Hosea 4:8

22) Zij eten

De priesters.

23) zonde Mijns volks,

Dat is, de zondoffers; zie Lev. 4:3. De zin is: Hun oogmerk is niet dat het volk van de offeranden, en voorts van zonden en der zonden verdiensten, idem van den Messias en de ware gerechtigheid mocht worden onderwezen en Gode behagelijk offeren, maar alleen dat zijzelf slechts genoeg mochten hebben om te eten, te teren en te smeren.

Le 4.3

24) verlangen,

Hebreeuws, zij verheffen zijne ziel; dat is, een ieder van hen verheft zijne ziel; dat is, verlangt met grote begeerte daarnaar dat het volk veel moge zondigen, en vervolgens vele zondoffers aanbrengen, opdat hij zich daarvan moge mesten; hoe meer het volk zondigt, hoe liever het hun is, wil de profeet zeggen.

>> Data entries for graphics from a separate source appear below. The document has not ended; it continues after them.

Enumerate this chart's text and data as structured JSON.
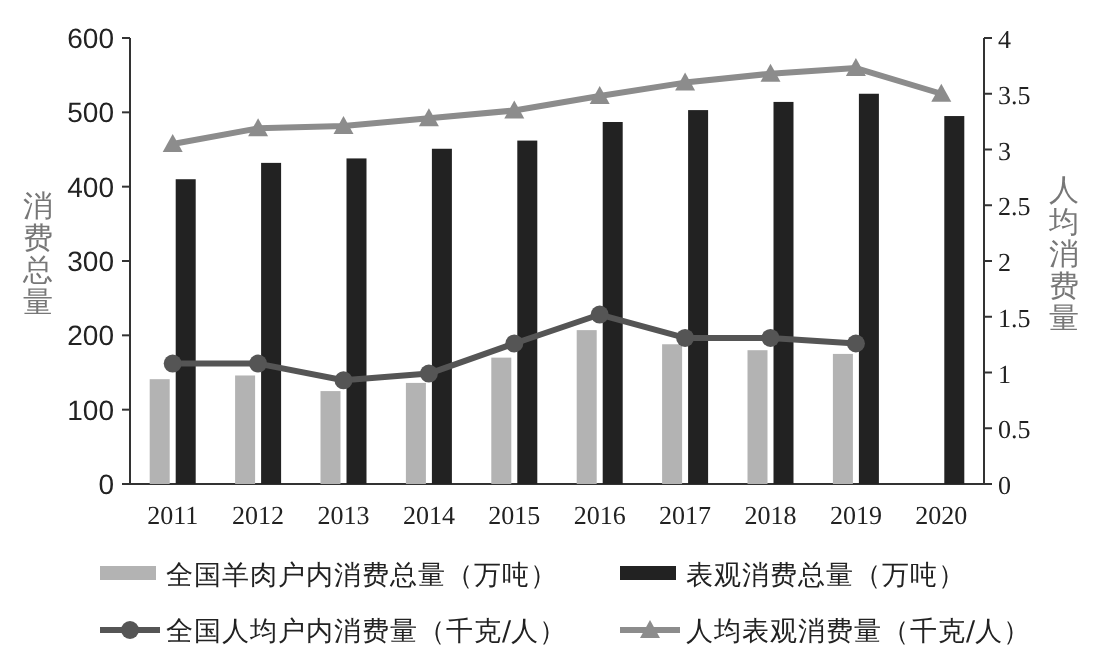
{
  "chart_data": {
    "type": "bar",
    "ylabel": "消费总量",
    "y2label": "人均消费量",
    "categories": [
      "2011",
      "2012",
      "2013",
      "2014",
      "2015",
      "2016",
      "2017",
      "2018",
      "2019",
      "2020"
    ],
    "series": [
      {
        "name": "全国羊肉户内消费总量（万吨）",
        "color": "#b3b3b3",
        "values": [
          141,
          146,
          125,
          136,
          170,
          207,
          188,
          180,
          175,
          null
        ]
      },
      {
        "name": "表观消费总量（万吨）",
        "color": "#222222",
        "values": [
          410,
          432,
          438,
          451,
          462,
          487,
          503,
          514,
          525,
          495
        ]
      },
      {
        "name": "全国人均户内消费量（千克/人）",
        "type": "line",
        "axis": "y2",
        "marker": "circle",
        "color": "#555555",
        "values": [
          1.08,
          1.08,
          0.93,
          0.99,
          1.26,
          1.52,
          1.31,
          1.31,
          1.26,
          null
        ]
      },
      {
        "name": "人均表观消费量（千克/人）",
        "type": "line",
        "axis": "y2",
        "marker": "triangle",
        "color": "#8c8c8c",
        "values": [
          3.05,
          3.19,
          3.21,
          3.28,
          3.35,
          3.48,
          3.6,
          3.68,
          3.73,
          3.5
        ]
      }
    ],
    "ylim": [
      0,
      600
    ],
    "yticks": [
      0,
      100,
      200,
      300,
      400,
      500,
      600
    ],
    "y2lim": [
      0,
      4
    ],
    "y2ticks": [
      0,
      0.5,
      1,
      1.5,
      2,
      2.5,
      3,
      3.5,
      4
    ],
    "grid": false,
    "legend": "bottom"
  }
}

Van de Hebreeuwse manier van spreken, zie Ps. 24:4.

Ps 24.4

Hosea 11:2

4) gelijk zij henlieden riepen,

Dit is hier ingevoegd tot aanvulling van den zin, passende op het volgende woordje, alzo. Zie Ps. 48:6. De zin is: Hoe meer Mozes en andere vrome dienstknechten Gods de Isra‰lieten riepen om bij hun goeden God te blijven, en Hem aan te hangen, hoe meer zij daarentegen, onder de ogen der vrome profeten, afweken tot alle afgoderij, kerende God en zijnen profeten den rug en het dove oor toe, gelijk men zegt. Vergelijk onder Hos. 11:7, en boven Hos. 4:7.

Ps 48.5 Ho 11.7 4.7

5) hun aangezicht weg;

Van het aangezicht der profeten, die hen tot God riepen.